Studio album by Nikolo Kotzev
- Released: May 31, 2001
- Recorded: 1998–2000
- Genre: Rock opera
- Length: 101:15
- Label: SPV Records
- Producer: Nikolo Kotzev

= Nikolo Kotzev's Nostradamus =

Nikolo Kotzev's Nostradamus is a rock opera in three acts written by Nikolo Kotzev about the life and times of Nostradamus. It was released in a 2-CD set in 2001; it has been performed live for the first time in Ruse, Bulgaria, on November 18 and 19, 2016 under the baton of Nayden Todorov.
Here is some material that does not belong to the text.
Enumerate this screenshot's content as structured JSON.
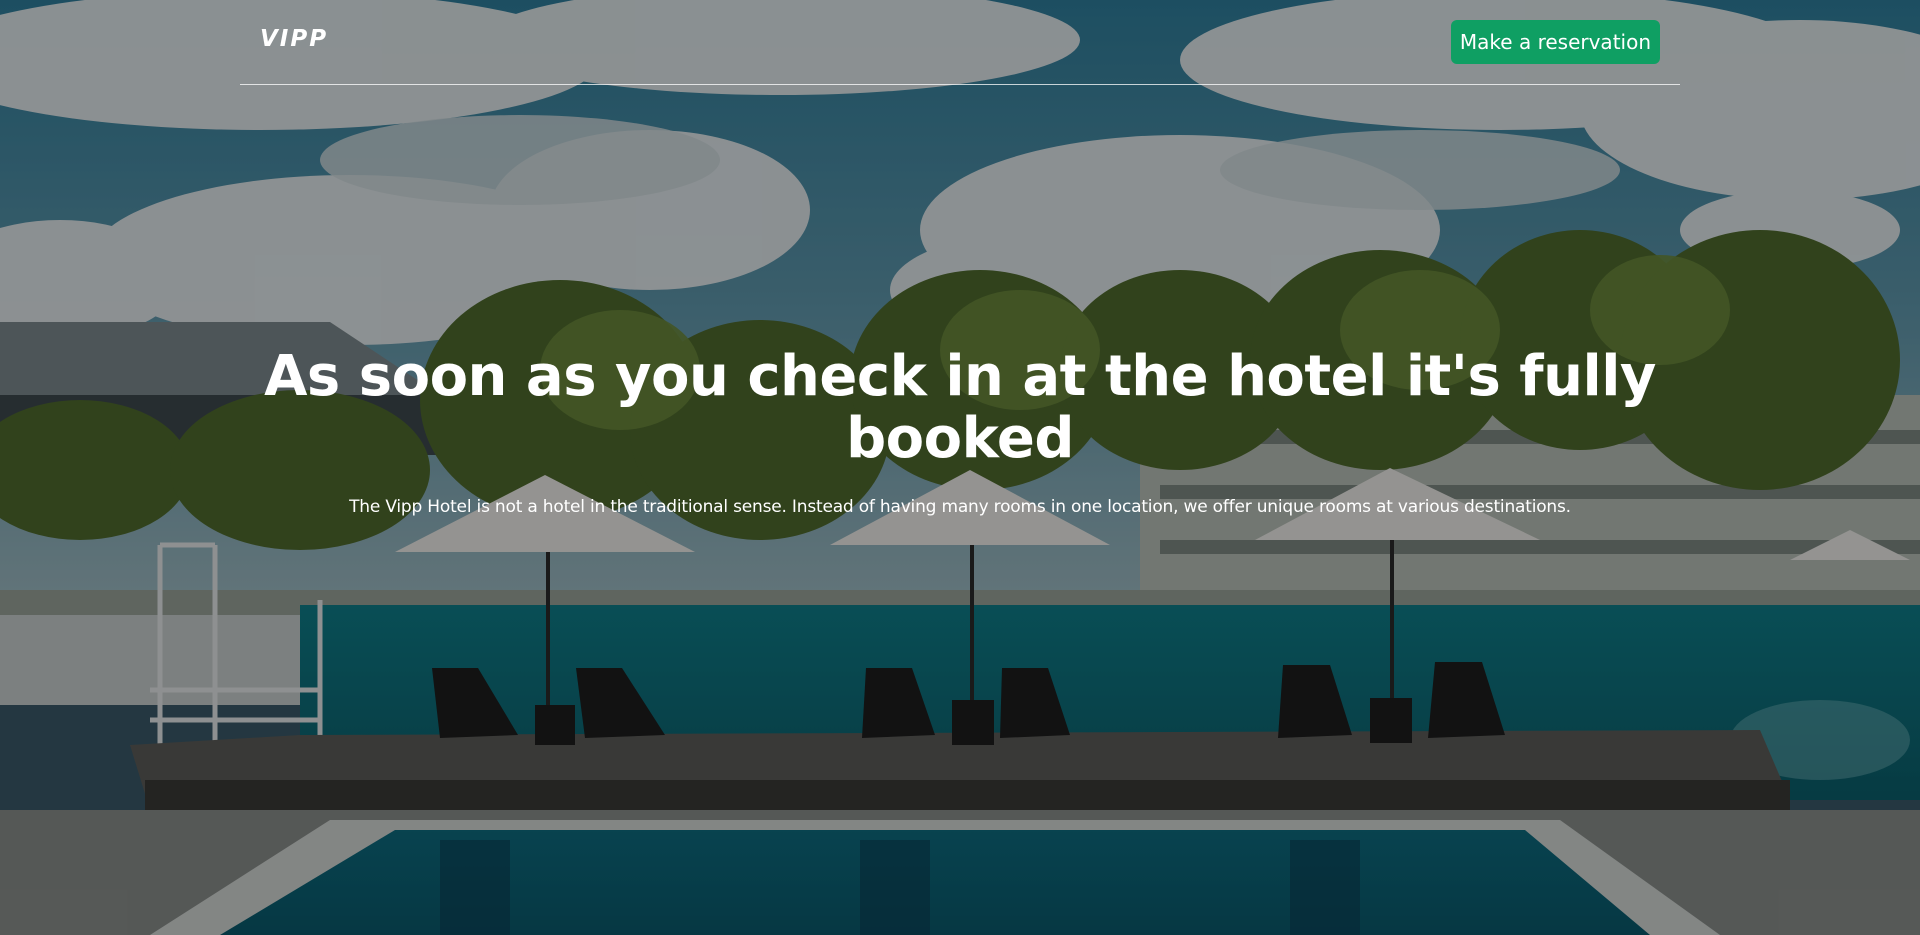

Several members of Kotzev's main project, Brazen Abbot, also appear on this album.

Professional ratings
Review scores
| Source | Rating |
| Allmusic | link |

==Track listing==
===CD one===
1. "Overture" (Instrumental) – 2:58
2. "Pieces of a Dream" – 5:41
3. "Desecration" – 5:39
4. "Introduction" – 4:47 See below
5. "Home Again" (Instrumental) – 1:29 See below
6. "Henriette" – 5:11
7. "Caught Up in a Rush" – 4:50
8. "The Eagle" – 5:19
9. "Plague" – 5:49
10. "Inquisition" – 5:03
11. "The King Will Die" – 4:33
12. "I Don't Believe" – 4:32
13. "Try to Live Again" – 3:58

===CD two===
1. "War of Religions" – 3:09
2. "The Inquisitor's Rage" – 2:48
3. "Chosen Man" – 6:21
4. "World War II" – 5:39
5. "World War III" – 5:14
6. "Because of You" – 6:05
7. "The End of the World" – 5:34
8. "I'll Remember You" – 6:36

All songs were written by Nikolo Kotzev.

==Personnel==
- Nikolo Kotzev - production, mixing, composition

===Singers/Cast===
- Joe Lynn Turner - Nostradamus
- Alannah Myles - Anne Gemelle
- Sass Jordan - Queen Catherine of France
- Glenn Hughes - King Henri II of France
- Göran Edman - Soldier/Ghost
- Jørn Lande - Inquisitor
- Doogie White - Storyteller

===Musicians===
- Nikolo Kotzev - Guitars, Violin
- Mic Michaeli - Organ
- John Levén - Bass
- Ian Haugland - Drums
- The Sofia Strings Symphonic Orchestra conducted by Nelko Kolarov

==Notes==
On the initial pressing of the CD, the tracks "Introduction" and "Home Again" were accidentally switched. While the mistake was corrected on later pressings, the mishap has resulted in some confusion, particularly as most of the promo versions sent to the media are from this initial pressing. The track list above is the correct track list.